There's no doubt that we are in a predicament, chained by advanced capitalism, threatened by environmental disaster, united globally more than ever before, but more fearful and less accepting of difference than ever (as I write, Budapest station is being closed, leaving thousands of stranded refugees to suffer on the streets outside).  In the midst of this it is imperative to try to make sense of the world, through, as Braidotti suggests, a politics of affirmation that looks for possibility and potential ('potentsia').  A politics that does not deny pain, but urges us to 'get over ourselves', by starting where we are, resisting the injustices of our times while engaging with them, in the spirit of hope.  The next step for me is to continue to 'get over' my own sense of impostership and ignorance and to work at locating myself, mapping my own, as Braidotti puts it 'cartography' so that I can start from where I am, read what I need to, and free myself from the ties that bind me to the past. (As the daughter of a map-maker, it must be said that this idea really appeals to me).

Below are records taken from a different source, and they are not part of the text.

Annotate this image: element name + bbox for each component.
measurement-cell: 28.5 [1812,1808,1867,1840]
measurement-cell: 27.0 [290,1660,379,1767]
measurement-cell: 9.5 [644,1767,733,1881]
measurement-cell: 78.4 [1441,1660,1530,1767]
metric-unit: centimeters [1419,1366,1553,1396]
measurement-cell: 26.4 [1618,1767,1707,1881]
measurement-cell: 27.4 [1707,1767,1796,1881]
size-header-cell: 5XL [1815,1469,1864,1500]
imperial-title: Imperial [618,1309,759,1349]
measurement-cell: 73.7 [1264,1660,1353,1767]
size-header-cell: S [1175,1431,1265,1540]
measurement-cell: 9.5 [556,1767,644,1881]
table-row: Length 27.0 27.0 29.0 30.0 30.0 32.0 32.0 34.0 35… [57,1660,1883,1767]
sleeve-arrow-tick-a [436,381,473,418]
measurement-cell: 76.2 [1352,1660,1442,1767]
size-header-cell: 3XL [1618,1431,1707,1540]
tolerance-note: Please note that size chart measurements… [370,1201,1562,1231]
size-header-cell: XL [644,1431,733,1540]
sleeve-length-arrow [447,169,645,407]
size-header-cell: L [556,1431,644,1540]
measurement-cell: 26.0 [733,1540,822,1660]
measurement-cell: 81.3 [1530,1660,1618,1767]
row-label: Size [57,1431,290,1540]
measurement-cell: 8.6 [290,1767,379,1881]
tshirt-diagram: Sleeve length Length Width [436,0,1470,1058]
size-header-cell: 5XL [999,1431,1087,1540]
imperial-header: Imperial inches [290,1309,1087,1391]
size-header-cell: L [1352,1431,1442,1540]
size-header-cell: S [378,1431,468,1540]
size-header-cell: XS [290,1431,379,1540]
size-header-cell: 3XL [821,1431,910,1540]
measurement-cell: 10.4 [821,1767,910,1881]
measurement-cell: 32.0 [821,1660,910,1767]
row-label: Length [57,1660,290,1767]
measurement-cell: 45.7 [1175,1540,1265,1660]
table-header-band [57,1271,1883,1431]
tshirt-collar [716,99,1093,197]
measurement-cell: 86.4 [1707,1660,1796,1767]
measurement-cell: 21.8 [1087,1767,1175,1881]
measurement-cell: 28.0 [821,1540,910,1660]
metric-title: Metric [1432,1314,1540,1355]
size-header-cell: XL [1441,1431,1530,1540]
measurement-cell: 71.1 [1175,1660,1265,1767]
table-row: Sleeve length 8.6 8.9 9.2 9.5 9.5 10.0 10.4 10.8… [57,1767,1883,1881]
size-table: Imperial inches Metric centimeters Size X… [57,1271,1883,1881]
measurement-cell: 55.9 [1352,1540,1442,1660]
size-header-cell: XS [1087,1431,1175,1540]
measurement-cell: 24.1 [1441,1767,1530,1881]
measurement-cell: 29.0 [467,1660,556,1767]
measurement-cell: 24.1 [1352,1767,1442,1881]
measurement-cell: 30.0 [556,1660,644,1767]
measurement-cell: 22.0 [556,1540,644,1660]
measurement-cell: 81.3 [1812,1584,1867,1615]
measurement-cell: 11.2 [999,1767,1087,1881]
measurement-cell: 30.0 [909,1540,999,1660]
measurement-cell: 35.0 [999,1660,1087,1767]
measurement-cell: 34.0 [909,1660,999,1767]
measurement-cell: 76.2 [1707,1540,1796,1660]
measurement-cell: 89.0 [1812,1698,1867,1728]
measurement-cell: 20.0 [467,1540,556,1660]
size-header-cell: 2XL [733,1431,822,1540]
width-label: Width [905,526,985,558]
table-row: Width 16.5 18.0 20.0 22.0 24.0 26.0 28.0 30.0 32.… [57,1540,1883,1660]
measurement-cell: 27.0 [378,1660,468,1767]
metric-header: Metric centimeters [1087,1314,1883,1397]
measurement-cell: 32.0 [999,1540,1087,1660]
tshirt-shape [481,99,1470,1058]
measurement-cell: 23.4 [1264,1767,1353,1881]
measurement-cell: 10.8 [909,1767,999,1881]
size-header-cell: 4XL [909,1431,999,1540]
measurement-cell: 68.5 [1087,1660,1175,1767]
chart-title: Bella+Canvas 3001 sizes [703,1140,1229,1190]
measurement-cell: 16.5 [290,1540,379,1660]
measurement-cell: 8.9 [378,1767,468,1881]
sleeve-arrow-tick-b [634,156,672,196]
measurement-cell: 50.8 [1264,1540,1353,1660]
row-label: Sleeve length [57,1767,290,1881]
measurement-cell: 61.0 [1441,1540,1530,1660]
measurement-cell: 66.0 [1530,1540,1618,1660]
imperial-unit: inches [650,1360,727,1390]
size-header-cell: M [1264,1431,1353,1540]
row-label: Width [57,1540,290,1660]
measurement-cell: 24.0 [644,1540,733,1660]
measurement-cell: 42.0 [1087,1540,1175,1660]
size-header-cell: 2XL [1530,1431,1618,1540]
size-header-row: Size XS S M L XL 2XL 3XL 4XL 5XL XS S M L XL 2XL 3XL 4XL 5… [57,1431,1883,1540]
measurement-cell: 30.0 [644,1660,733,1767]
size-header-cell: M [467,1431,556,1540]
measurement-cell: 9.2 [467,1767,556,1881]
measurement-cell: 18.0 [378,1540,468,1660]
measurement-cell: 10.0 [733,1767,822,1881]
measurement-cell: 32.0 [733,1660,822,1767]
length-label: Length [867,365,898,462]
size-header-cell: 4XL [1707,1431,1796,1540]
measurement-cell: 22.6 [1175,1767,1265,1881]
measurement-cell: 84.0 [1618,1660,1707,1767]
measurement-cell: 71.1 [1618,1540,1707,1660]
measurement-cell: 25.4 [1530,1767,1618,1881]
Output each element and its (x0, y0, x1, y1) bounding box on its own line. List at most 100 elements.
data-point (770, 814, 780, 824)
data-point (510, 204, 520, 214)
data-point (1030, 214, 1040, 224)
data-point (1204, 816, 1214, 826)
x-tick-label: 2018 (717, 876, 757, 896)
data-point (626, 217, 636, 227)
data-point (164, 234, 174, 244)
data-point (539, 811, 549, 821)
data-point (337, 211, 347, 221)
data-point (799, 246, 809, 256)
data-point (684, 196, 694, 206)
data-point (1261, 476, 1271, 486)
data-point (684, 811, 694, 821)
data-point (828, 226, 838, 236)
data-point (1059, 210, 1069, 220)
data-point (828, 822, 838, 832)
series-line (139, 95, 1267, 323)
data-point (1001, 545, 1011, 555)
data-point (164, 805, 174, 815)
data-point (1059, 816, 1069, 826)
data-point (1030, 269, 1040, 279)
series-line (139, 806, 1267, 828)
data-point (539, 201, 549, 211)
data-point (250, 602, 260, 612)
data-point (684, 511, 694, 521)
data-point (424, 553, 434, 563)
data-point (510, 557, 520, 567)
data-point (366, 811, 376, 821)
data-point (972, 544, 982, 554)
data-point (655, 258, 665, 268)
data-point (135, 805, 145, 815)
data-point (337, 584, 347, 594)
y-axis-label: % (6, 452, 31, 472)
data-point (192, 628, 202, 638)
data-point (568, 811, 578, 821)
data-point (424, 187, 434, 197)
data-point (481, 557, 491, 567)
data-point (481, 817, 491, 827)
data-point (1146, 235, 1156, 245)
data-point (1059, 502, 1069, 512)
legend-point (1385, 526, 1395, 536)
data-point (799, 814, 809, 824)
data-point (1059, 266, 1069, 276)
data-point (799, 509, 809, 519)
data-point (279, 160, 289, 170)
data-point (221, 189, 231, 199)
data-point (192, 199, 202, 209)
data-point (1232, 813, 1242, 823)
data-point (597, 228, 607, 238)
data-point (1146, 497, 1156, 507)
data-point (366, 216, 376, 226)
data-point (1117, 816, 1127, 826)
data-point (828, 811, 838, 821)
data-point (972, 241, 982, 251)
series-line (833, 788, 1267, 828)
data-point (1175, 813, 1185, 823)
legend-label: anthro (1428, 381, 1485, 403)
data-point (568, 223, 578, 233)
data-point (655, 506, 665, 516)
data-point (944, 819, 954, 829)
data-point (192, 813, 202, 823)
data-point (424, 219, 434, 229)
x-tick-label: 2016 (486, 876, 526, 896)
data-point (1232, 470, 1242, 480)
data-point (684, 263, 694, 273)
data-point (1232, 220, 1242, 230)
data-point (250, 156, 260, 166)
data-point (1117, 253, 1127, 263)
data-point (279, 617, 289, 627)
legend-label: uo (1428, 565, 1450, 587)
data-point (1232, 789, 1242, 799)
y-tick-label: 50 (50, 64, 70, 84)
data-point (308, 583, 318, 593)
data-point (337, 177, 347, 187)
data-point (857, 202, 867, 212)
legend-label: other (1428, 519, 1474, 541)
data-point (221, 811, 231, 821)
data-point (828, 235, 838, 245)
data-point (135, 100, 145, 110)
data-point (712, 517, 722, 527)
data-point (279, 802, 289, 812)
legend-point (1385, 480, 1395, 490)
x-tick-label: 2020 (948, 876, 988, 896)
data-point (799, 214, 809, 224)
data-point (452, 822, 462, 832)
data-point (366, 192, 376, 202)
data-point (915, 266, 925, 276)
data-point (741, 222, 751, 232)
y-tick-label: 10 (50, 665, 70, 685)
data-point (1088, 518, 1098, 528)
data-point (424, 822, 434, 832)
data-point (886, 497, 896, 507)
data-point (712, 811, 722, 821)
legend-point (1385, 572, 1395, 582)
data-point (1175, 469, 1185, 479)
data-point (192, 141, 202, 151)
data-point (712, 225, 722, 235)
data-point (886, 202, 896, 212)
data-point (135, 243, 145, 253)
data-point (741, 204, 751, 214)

When I look my own teacher education work it is clear that much of it is actually already grounded in post-human thinking.  During the course I thought a lot of about how we work, and jotted down a number of questions, which I hope to address here and discuss with colleagues in the future:

1.  What would a post-human teacher education curriculum look like?
2. How do we examine our own position regarding 'pain' in education, and how do we make it affirmative?
3.  What are the 'ties which bind us' to a particular standpoint on education?
4.  What are the 'missing slices of the past' which our curriculum is lacking?
5. What kind of liberating 'assemblages' can we create to take our work forward, and how?

I have to stop now, the film is drawing to a close and the Beast is about to be turned into a Prince, saved by true love. I was always disappointed by this part; I always loved the Beast, with his kind heart, generosity, wisdom and general furriness (who wouldn't want to cuddle up to him?!)  As a child, I often wondered why he had to change.  But of course, the Beast is an 'other', a misfit in our view of what should be human.  Of course the story ends when he changes, because there is no possibility left.  Perhaps it's time to change the story, as we shift our own paradigm about what it actually means to be human.

  • Braidotti, R. (2013). The Posthuman. Polity Press.